In case you missed it, the IRS recently rolled out three new tax credits aimed at helping businesses through the coronavirus pandemic.
As businesses and individuals across the country have been hit hard by coronavirus shutdowns, the government launched a slew of programs—from small business loans to enhanced unemployment—aimed at providing some relief.

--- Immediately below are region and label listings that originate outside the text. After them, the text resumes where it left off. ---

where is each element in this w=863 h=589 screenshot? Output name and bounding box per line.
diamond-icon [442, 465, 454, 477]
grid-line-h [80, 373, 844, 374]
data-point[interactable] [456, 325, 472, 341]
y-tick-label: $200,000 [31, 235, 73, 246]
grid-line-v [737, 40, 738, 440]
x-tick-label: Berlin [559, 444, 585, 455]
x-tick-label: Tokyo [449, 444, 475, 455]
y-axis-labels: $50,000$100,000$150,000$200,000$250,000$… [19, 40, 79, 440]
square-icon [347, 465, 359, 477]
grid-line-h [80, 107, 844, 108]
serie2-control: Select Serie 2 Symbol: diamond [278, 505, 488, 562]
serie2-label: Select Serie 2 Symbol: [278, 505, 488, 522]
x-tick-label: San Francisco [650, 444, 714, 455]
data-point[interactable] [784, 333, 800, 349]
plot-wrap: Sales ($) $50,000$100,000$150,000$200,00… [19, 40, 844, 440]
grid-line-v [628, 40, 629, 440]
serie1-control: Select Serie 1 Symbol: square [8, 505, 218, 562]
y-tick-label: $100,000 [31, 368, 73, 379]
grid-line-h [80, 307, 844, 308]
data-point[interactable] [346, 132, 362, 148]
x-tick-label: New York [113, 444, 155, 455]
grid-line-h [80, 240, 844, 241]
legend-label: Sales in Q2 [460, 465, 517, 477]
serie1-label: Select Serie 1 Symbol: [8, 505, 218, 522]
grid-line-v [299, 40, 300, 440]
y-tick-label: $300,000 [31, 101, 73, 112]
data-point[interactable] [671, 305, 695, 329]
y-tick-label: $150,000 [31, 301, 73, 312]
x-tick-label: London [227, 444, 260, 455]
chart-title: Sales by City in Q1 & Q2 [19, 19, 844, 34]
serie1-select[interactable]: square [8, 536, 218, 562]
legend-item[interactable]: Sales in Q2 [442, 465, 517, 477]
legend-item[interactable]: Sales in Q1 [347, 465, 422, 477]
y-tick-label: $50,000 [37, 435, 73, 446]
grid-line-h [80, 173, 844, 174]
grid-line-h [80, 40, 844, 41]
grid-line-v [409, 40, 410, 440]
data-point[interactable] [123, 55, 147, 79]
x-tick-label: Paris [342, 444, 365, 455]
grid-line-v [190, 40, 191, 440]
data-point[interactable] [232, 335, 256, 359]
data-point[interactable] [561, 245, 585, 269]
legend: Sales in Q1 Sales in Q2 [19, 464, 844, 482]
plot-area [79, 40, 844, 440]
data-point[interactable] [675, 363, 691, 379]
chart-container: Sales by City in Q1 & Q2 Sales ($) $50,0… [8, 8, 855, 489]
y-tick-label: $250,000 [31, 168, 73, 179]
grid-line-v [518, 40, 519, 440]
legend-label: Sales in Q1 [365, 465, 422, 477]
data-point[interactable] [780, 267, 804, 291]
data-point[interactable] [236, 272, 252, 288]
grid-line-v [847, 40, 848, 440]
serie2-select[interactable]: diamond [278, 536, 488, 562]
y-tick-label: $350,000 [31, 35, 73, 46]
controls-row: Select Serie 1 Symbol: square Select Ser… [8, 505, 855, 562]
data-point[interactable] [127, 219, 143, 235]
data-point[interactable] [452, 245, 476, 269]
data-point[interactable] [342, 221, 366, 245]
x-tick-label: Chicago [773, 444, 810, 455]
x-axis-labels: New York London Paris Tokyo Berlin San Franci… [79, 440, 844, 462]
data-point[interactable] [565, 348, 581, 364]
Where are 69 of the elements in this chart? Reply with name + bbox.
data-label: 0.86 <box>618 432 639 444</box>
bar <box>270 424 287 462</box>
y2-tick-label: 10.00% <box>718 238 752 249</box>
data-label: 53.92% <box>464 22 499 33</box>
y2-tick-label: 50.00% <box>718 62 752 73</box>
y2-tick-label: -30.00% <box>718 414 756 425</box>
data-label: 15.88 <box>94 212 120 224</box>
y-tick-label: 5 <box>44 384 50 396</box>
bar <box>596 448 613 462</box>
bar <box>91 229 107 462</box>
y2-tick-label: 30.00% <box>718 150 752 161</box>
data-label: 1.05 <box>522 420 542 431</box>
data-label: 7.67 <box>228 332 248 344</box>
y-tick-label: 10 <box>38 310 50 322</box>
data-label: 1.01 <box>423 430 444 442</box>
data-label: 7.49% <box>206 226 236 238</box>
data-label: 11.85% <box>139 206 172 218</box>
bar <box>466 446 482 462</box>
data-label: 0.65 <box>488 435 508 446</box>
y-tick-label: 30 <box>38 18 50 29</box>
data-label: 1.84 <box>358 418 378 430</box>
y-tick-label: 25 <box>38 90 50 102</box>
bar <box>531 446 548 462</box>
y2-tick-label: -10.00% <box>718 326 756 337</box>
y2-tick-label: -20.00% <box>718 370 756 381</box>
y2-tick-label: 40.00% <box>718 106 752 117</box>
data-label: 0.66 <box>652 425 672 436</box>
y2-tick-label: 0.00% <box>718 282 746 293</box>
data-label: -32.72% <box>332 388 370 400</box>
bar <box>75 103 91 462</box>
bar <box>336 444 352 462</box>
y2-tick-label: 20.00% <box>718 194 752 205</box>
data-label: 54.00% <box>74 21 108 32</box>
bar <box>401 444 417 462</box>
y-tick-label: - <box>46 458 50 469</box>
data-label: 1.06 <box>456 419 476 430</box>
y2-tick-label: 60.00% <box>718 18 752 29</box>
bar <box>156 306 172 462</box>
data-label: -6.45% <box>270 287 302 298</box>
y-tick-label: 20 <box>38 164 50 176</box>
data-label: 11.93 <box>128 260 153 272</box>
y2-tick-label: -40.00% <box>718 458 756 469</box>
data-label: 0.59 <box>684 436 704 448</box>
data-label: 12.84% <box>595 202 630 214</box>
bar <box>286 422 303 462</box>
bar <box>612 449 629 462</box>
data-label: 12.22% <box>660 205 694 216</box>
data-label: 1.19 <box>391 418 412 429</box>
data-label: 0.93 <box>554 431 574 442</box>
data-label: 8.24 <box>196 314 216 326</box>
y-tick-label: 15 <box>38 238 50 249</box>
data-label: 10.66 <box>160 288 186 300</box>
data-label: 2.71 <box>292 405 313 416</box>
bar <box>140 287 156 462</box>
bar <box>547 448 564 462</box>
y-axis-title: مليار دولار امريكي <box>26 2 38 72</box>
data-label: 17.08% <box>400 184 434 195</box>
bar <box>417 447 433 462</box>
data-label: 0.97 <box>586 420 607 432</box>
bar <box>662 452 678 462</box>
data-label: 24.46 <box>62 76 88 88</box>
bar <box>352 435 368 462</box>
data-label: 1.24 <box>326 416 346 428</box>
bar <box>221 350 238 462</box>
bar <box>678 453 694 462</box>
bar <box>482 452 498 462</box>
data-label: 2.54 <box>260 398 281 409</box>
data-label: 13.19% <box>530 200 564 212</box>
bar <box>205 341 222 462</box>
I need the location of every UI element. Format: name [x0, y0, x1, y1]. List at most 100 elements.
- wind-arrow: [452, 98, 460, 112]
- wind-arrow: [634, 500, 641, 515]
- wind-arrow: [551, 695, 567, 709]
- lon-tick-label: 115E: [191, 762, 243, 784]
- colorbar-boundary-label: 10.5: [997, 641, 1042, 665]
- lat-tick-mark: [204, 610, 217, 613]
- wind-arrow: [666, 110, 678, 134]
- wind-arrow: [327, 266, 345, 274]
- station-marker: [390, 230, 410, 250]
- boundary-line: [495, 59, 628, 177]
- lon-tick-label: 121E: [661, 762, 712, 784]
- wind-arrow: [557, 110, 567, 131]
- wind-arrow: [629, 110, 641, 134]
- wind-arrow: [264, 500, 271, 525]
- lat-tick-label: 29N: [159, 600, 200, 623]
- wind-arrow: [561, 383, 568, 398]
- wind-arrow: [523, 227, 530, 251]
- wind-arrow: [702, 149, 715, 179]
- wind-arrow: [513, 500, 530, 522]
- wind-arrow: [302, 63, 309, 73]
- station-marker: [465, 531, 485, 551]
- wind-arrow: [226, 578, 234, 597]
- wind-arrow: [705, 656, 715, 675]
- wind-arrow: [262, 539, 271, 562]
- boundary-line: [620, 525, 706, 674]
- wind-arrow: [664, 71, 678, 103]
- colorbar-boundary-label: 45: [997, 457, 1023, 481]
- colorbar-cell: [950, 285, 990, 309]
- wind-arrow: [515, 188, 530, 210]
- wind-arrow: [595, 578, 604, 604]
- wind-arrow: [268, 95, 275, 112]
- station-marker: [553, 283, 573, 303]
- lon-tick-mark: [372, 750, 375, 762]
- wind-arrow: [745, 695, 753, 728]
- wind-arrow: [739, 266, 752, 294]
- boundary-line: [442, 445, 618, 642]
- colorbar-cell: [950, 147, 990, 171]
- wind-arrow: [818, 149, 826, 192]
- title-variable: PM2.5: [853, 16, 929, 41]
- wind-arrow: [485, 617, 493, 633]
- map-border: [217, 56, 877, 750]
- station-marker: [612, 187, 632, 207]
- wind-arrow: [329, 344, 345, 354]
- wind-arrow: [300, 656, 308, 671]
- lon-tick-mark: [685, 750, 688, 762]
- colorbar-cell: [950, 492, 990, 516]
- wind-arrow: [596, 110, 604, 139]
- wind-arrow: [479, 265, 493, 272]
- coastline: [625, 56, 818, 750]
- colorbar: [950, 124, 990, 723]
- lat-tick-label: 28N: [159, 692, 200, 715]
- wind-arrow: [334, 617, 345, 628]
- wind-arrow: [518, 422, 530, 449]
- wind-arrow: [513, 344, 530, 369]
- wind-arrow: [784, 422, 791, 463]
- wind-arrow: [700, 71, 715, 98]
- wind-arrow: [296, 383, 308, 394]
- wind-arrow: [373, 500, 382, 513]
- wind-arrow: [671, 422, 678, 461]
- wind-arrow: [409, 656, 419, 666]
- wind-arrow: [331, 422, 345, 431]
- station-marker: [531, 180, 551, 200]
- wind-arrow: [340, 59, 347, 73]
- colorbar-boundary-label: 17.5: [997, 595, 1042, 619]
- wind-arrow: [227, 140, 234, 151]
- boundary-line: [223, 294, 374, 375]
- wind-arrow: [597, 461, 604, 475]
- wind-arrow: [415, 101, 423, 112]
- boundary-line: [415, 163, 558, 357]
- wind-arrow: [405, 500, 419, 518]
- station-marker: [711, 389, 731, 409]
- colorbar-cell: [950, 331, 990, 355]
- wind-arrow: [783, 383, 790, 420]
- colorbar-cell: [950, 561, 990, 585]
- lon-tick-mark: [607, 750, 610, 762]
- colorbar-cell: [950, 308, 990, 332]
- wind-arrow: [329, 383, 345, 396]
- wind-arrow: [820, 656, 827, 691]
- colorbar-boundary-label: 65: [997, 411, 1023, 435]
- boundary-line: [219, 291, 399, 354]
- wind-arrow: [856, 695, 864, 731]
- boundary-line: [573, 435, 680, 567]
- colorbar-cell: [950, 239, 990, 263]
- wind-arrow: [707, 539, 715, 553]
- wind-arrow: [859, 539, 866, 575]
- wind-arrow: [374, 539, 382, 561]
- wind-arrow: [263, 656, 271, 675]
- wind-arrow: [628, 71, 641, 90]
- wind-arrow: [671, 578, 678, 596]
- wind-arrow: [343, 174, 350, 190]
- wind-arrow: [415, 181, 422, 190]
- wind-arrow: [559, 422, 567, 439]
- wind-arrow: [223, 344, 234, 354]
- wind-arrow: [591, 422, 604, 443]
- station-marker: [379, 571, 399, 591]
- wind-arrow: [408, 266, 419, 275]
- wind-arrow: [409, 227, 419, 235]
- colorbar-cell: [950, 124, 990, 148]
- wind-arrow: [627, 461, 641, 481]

The IRS recently reminded small businesses that, as part of the $2.2 trillion CARES Act, businesses have access to three tax credits: the Employee Retention Credit, the Paid Sick Leave Credit, and the Family Leave Credit—aimed at helping businesses cover required payments to employees amid the crisis, and keep them on the payroll.
Employee Retention Credit
For eligible businesses financially impacted by the coronavirus, the Employee Retention Credit is a fully refundable tax credit designed to help keep employees on the payroll. It’s 50% of up to $10,000 in wages paid by an eligible employer whose business has been financially impacted by COVID-19 (so the max credit is $5,000). To qualify, businesses’ operations must have been “fully or partially suspended” by government orders amid the coronavirus (like mandated shutdowns), or the employer’s gross receipts must be “below 50% of the comparable quarter in 2019.” Once that exceeds 80% of a comparable quarter in 2019, the business is no longer eligible after the end of that quarter.
If they qualify, employers can claim this credit for wages paid after March 12, 2020, and before January 1, 2021, per the IRS. Notably, the credit is available for businesses of all sizes, plus tax-exempt organizations.
However, the tax credit is not available for state and local governments (and their instrumentalities) and for small businesses who take small business loans like the Paycheck Protection Program.
Paid Sick Leave and Family Leave Credit
Additionally, businesses can get a Paid Sick Leave credit for employees who are unable to work (which also includes telework) due to coronavirus quarantine or self-quarantine, or if they’re seeking diagnosis for symptoms. According to the IRS, those employees are entitled to paid sick leave for up to 10 days (up to 80 hours) at the employee’s regular rate of pay up to $511 per day and $5,110 in total.
Employers can also get a credit for employees who can’t work because they’re taking care of someone with coronavirus, or if they are caring for a child whose school or childcare is closed (or their paid childcare provider is unavailable because of COVID-19). Those employees are able to get paid sick leave for up to two weeks (up to 80 hours) at 2/3 the employee’s regular rate of pay, or up to $200 per day and $2,000 in total, the IRS says.
Qualified employers may also get a tax credit for employees entitled to paid family and medical leave, worth 2/3 of the employee’s regular pay, or up to $200 per day and $10,000 in total. Plus, “up to 10 weeks of qualifying leave can be counted towards the family leave credit,” according to the IRS.
For paid sick and family leave credits, businesses must have fewer than 500 employees, and be required under the Families First Coronavirus Response Act to pay qualified sick and/or family leave wages.
If they qualify, employers will be able to receive a credit for the full amount of the required sick leave and family leave immediately, “plus related health plan expenses and the employer’s share of Medicare tax on the leave, for the period of April 1, 2020, through Dec. 31, 2020. The refundable credit is applied against certain employment taxes on wages paid to all employees,” according to the IRS.
How will businesses get the credits?
The IRS says employers can be reimbursed for the credit right away if they reduce required deposits of payroll taxes “that have been withheld from employees’ wages equal to the amount of the credit.”
To get the credits, eligible businesses can report their total qualified wages and the related health insurance costs for each quarter via their quarterly employment tax returns or Form 941 beginning in the 2nd quarter. Employers can receive an advance payment from the IRS if their employment tax deposits aren’t able to cover the credit, by submitting a Form 7200 (they can also submit this form to request an advance of the Employee Retention Credit).
Keep in mind: the tax deadline has been extended to July 15, 2020.